Palladio is actively investigating the efficacy of lixivaptan as well as its potential to deliver a differentiated safety profile in terms of drug induced liver toxicity for patients with Polycystic Kidney Disease (PKD).
Lixivaptan is a new chemical entity that works by selectively suppressing the hormone vasopressin at the V2 receptor. Vasopressin normally helps regulate water balance in the body. However, in patients with ADPKD, vasopressin also has a role in causing cysts to grow. In animal models of disease, vasopressin V2 suppression has been proven to inhibit that cyst growth and decrease fluid secretion into cysts, thus decreasing cyst burden. Extensive clinical trials have proven that vasopressin V2 antagonists like lixivaptan can effectively treat ADPKD.
The development program for lixivaptan is expected to show that lixivaptan can slow the decline in renal function that is typically observed in ADPKD. We believe that early therapy initiation with a vasopressin V2 antagonist like lixivaptan could delay or possibly eliminate the need for dialysis or kidney transplant in many ADPKD patients, as illustrated in the diagram below.
Lixivaptan’s development program is designed to address other major unmet needs of ADPKD patients. It will offer another treatment option for patients who currently only have one approved drug for ADPKD.

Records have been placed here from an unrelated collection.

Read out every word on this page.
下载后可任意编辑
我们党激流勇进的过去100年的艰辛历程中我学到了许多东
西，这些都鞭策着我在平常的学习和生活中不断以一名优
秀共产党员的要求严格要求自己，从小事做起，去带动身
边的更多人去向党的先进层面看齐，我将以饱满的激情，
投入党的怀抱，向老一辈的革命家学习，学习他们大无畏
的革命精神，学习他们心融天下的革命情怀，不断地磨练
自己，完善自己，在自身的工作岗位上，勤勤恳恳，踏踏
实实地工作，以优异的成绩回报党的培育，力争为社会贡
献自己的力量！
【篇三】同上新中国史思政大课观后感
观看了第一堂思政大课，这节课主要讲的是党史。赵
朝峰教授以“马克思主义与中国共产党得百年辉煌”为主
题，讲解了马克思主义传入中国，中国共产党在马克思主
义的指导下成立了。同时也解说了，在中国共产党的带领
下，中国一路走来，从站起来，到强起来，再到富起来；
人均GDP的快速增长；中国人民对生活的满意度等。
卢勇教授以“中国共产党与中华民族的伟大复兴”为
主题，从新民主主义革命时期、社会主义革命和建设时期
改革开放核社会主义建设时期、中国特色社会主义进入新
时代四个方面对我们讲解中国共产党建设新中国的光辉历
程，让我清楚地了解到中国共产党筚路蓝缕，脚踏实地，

Additional clinical trials will be conducted to confirm that lixivaptan is free from the serious liver toxicity caused by the current approved drug, thus expanding the number of patients who may benefit from therapy and eliminating or decreasing the need for frequent and cumbersome liver enzyme monitoring.
Lixivaptan’s development program for ADPKD builds on a previous development program with lixivaptan for the treatment of hyponatremia, a water retention disorder. This work included an extensive pre-clinical characterization and results from 36 completed clinical studies in which more than 1,600 subjects were dosed with lixivaptan. These data confirm lixivaptan’s activity for key measures important for ADPKD.
Key development milestones achieved to date include:
DILIsym Evaluation of Potential for Liver Toxicity
Prior to administering lixivaptan to ADPKD patients, Palladio studied the potential for liver safety in a state-of-the art, predictive toxicology modeling tool. Full details of this study have been published in a peer-reviewed journal. Briefly, results suggest that lixivaptan may have a better safety profile in terms of potential to cause liver injury compared to the currently approved therapy. Possible reasons include lower liver exposure and lack of negative effects on bile acid homeostasis and mitochondrial function, two key mechanisms associated with liver injury. The study suggested that lixivaptan may not cause ALT elevations, an indication of liver toxicity.
Orphan Drug Designation
The U.S. FDA, through its Office of Orphan Drug Products, designated lixivaptan as an orphan drug for treating ADPKD. This designation provides eligibility for certain benefits and confers seven years of market exclusivity following receipt of regulatory approval.
ELiSA (Evaluation of Lixivaptan in Subjects with ADPKD) Clinical Trial
ELiSA was a Phase 2 clinical trial to evaluate the safety, pharmacokinetics, and pharmacodynamics of multiple doses of lixivaptan in patients with ADPKD and relatively preserved kidney function (chronic kidney disease stages CKD 1 and CDK 2) and moderately impaired renal function (CKD 3). Results confirmed lixivaptan’s activity as a potent vasopressin V2 receptor antagonist in ADPKD patients and defined the dose range for further clinical trials. Lixivaptan demonstrated good safety and tolerability. Adverse events were consistent with previous studies with other vaptans.
Lixivaptan in a Single Subject with Intractable Pain Due to Polycystic Kidney Disease
This study investigated the use of lixivaptan in a patient who cannot tolerate a related vasopressin antagonist. Results of more than 12 months of lixivaptan treatment will be presented during the 2020 Kidney Week.
Current Clinical Trials
The ALERT Study--Safety of Lixivaptan in Subjects Previously Treated with Tolvaptan for ADPKD
Palladio is currently enrolling ADPKD patients into The ALERT Study (PA-ADPKD-303), the company’s first Phase 3 clinical trial for lixivaptan. In this study, ADPKD patients between the ages of 18-65, who had been permanently discontinued from tolvaptan therapy due to liver chemistry abnormalities or other signs of liver toxicity, will be treated with lixivaptan for up to 58 weeks. The primary objective of the study is to determine the liver safety of lixivaptan in these patients.
More detailed information for Lixivaptan’s clinical development program can be found here.
Palladio is exploring a development program for Autosomal Recessive Polycystic Kidney Disease.